John Thiel, Advisor, Wealthspire Advisors: Crypto tokens and coins are highly speculative investments where wild fluctuations in price can be expected. For example, Bitcoin is down over 50% so far this year. But cryptoassets and the blockchain are a truly innovative technology that will transform the financial landscape over time. I think Bitcoin and Ethereum have the strongest track record for security, stability and have the best long-term use cases. I also believe in buying and holding for the long term and not trying to trade the volatility.

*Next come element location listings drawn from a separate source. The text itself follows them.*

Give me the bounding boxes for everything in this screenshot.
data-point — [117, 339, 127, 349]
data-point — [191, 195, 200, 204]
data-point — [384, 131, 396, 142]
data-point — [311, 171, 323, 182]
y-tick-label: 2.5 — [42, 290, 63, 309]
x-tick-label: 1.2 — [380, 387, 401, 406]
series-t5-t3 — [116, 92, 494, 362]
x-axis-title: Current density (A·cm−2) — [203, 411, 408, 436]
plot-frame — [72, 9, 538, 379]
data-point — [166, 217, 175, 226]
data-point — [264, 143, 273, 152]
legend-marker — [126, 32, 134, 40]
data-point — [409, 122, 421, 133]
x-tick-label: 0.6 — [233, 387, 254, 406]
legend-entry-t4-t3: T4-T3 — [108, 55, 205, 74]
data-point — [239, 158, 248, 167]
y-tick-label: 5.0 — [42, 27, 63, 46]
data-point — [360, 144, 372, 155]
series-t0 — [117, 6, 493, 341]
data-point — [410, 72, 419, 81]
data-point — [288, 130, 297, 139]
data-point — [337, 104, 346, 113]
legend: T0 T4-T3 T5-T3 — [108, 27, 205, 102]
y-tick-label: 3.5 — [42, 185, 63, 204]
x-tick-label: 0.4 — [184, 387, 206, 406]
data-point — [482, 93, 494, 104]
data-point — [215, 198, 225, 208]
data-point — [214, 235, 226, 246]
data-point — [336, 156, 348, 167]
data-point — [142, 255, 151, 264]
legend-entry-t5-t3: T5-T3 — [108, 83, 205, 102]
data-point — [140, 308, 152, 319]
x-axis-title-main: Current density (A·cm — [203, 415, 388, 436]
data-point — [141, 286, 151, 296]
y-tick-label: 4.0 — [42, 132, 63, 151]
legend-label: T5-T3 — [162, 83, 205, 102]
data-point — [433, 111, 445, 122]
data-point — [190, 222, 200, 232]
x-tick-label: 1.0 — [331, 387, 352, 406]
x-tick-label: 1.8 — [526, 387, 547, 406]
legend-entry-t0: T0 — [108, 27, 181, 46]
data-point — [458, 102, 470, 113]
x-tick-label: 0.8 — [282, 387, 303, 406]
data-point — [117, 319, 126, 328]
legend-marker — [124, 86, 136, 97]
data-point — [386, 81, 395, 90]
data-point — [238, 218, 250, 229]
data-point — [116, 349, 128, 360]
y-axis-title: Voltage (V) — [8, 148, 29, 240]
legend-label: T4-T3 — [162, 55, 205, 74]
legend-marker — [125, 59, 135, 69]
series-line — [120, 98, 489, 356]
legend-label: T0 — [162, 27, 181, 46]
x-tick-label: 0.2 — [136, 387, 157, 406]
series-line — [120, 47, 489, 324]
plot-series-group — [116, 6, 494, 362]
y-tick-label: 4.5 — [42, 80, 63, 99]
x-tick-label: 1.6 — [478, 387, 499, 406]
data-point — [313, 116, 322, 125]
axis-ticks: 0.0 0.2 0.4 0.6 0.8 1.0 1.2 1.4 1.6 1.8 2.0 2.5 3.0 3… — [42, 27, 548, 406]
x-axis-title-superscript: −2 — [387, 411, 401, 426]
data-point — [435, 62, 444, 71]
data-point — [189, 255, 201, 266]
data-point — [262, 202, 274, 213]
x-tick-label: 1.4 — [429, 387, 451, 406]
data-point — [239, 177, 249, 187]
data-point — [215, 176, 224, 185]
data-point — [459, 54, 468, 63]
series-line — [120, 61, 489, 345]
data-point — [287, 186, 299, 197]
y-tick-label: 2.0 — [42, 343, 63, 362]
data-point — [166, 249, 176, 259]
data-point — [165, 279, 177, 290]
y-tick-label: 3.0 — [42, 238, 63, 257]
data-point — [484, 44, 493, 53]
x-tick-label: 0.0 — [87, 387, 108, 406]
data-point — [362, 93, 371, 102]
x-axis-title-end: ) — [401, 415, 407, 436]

Most of the conversations I’ve had with clients about crypto are educational, but the tax element is important, especially considering how much prices have fallen this year. Crypto can be tax-loss-harvested in the same way that stocks can, except that crypto-assets are not currently subject to the wash sale rule. This allows holders to harvest tax losses more aggressively if desired. Most of the clients I work with who have crypto assets only own a small amount relative to their total asset base, so there are usually not huge tax savings opportunities.